As public-health officials have repeatedly emphasized, widespread testing is one of the cornerstones required for Canada to emerge safely from the lockdown imposed by COVID-19.
In practice, that cornerstone has proved a heavy lift.
Ontario and Quebec, which account for 85 per cent of all Canadian cases of the disease, are testing at rates that are below provincial targets. New Ontario testing guidelines released on Thursday say testing should now be considered for anyone in the province presenting at least one symptom of COVID-19. Alberta has done better at testing a higher proportion of its citizens, including those who show no symptoms but who may have been exposed to the coronavirus that causes the disease.
Per capita, Canada is doing marginally better than the United States, but is well behind some other countries including Germany, New Zealand and Denmark, which for example tests about 60 people per 1,000, twice Canada’s rate. This week in Canada, about 25,000 tests a day were performed across the country, which is less than half of the 60,000 daily tests that should be achievable with current capacity, according to Canada’s Chief Public Health Officer, Theresa Tam.
Yet, even that goal may be too low to contain the virus after physical-distancing measures are lifted, experts say.
A testing action plan issued last month by the New York-based Rockefeller Foundation estimated the United States will need to perform 2.5 to 30 million tests a day to prevent recurring outbreaks. The lower end of that range would require that testing go hand-in-hand with an army of contact tracers that can quickly and precisely chase down emerging clusters of infections.
Those figures imply that Canada, with a population of about one ninth that of the U.S., should be testing at the rate of at least a few hundred thousands a day – far beyond where the country is now – in order to accurately capture the state the pandemic and pave the way for more people to come out of isolation.
But that amount of testing would present problems for the gene-reading equipment that is required to process a COVID-19 test using a method known as qPCR, the current standard in Canada.
“Those machines are just not well suited to scale up and deliver tens or hundreds of thousands of tests per day,” said Paul Hebert, a biologist at the University of Guelph.
Dr. Hebert, who is best known for developing a genetic barcoding system to track ecosystem biodiversity, routinely tests more than one million samples a year in his laboratory alone. His automated system allows him to quickly answer questions such as how many different insects species are present in a trap that contains thousands of specimens.
This week, Dr. Hebert posted a proposal online in which he laid out a way to use his system to vastly expand testing for COVID-19. He said the approach would allow his lab – or any other with the same system – to perform 50,000 tests daily.
“Then we would have the kind of information we need to allow society to re-engage,” Dr. Herbert said.
Importantly, the mass production set-up, known as multiplexing, would deliver results at a cost of about $1 a test, compared with the $40 to $100 price tag for a qPCR test. It would also eliminate some of the supply bottlenecks associated with the chemicals that are needed to perform tests.
Dr. Hebert, who is discussing his idea with provincial health authorities, acknowledged there are regulatory hurdles to overcome before a system that was devised for counting up insect species can be repurposed for human medical samples. But he is not alone in proposing such a scheme. Another team based at the University of Pennsylvania has also laid out plans for a massive parallel testing operation that could handle 19,200 patient samples a run.

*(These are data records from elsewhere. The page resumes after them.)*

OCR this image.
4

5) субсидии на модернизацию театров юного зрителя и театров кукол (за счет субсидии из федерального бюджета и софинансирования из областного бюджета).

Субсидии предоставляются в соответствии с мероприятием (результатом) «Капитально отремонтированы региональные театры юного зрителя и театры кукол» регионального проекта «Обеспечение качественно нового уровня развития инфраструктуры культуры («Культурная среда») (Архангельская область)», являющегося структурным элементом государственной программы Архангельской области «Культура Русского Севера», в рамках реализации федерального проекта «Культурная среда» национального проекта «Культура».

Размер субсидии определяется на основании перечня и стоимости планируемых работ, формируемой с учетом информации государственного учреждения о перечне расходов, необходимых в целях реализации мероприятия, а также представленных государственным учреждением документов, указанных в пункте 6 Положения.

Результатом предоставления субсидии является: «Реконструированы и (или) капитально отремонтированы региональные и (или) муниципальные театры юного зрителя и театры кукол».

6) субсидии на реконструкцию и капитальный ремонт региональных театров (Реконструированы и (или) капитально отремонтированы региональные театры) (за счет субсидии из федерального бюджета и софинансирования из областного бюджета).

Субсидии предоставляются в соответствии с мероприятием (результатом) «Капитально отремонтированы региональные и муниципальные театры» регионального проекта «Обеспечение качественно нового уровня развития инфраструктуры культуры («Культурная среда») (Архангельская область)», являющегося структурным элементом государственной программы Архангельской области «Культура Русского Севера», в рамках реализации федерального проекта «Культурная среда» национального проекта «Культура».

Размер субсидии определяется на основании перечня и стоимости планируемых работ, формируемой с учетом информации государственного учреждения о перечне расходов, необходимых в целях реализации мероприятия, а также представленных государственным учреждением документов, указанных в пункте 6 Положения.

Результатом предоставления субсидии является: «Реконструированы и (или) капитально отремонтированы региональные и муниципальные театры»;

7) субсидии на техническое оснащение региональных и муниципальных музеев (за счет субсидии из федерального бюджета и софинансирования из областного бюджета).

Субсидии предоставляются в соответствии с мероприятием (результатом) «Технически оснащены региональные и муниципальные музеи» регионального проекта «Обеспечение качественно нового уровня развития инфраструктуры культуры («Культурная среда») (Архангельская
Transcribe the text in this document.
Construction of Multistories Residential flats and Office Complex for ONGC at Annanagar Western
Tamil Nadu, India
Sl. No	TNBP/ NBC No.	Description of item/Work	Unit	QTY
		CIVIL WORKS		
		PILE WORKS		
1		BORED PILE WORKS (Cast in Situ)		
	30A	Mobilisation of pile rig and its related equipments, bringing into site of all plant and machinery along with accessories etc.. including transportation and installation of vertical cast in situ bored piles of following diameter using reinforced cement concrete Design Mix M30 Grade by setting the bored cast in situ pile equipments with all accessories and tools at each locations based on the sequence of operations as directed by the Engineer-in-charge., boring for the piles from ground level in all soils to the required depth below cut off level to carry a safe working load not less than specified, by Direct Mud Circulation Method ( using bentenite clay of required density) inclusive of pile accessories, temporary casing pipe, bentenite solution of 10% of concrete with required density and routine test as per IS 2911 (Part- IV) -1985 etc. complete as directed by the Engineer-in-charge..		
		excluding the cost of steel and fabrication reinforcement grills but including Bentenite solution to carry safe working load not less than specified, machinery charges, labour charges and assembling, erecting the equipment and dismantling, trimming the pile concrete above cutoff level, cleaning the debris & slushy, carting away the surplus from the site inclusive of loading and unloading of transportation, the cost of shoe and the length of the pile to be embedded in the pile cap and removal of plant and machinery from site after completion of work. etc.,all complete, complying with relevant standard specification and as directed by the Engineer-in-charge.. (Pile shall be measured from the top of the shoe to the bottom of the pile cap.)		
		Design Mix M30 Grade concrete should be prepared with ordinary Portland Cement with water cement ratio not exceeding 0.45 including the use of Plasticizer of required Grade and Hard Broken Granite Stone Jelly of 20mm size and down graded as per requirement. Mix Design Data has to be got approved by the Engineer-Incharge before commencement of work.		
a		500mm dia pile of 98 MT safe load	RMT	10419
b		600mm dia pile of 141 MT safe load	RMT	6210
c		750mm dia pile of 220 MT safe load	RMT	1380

Mark Lathrop, director of the McGill Genome Centre in Montreal, said a key barrier to realizing such schemes is simply the logistics of collecting so many samples – typically in the form of nasal swabs – and getting them to a testing facility in time to run them all together.
“I’m not sure how scalable that is with the techniques we’re using now,” Dr. Lathrop said.
Dr. Hebert said sample collecting could become much easier if regulators determine that saliva will work as well as nasal swabs at detecting the presence of virus. It would also allow for group testing. For example, saliva samples from an entire class of schoolchildren could be tested together. Only in cases where such a test came up positive would individual tests of each child be required.
Sample collection may also present a challenge for antibody tests, which do not detect the virus but can determine if someone has been exposed to it. On Tuesday, federal regulators approved the first such test for use in Canada from among a growing list of applicants. The test, manufactured by Italian biotech company DiaSorin, is laboratory-based and requires a blood draw from patients. This makes it unlikely that it will be the test that lets most people know whether they have already had COVID-19.
Timothy Evans, director of McGill University’s school of population and global health, said the newly approved test would still be useful for conducting surveys of sample taken at blood banks and similar settings.
“I’m expecting that there will be other tests coming through which are going to facilitate greater testing at scale,” Dr. Evans said.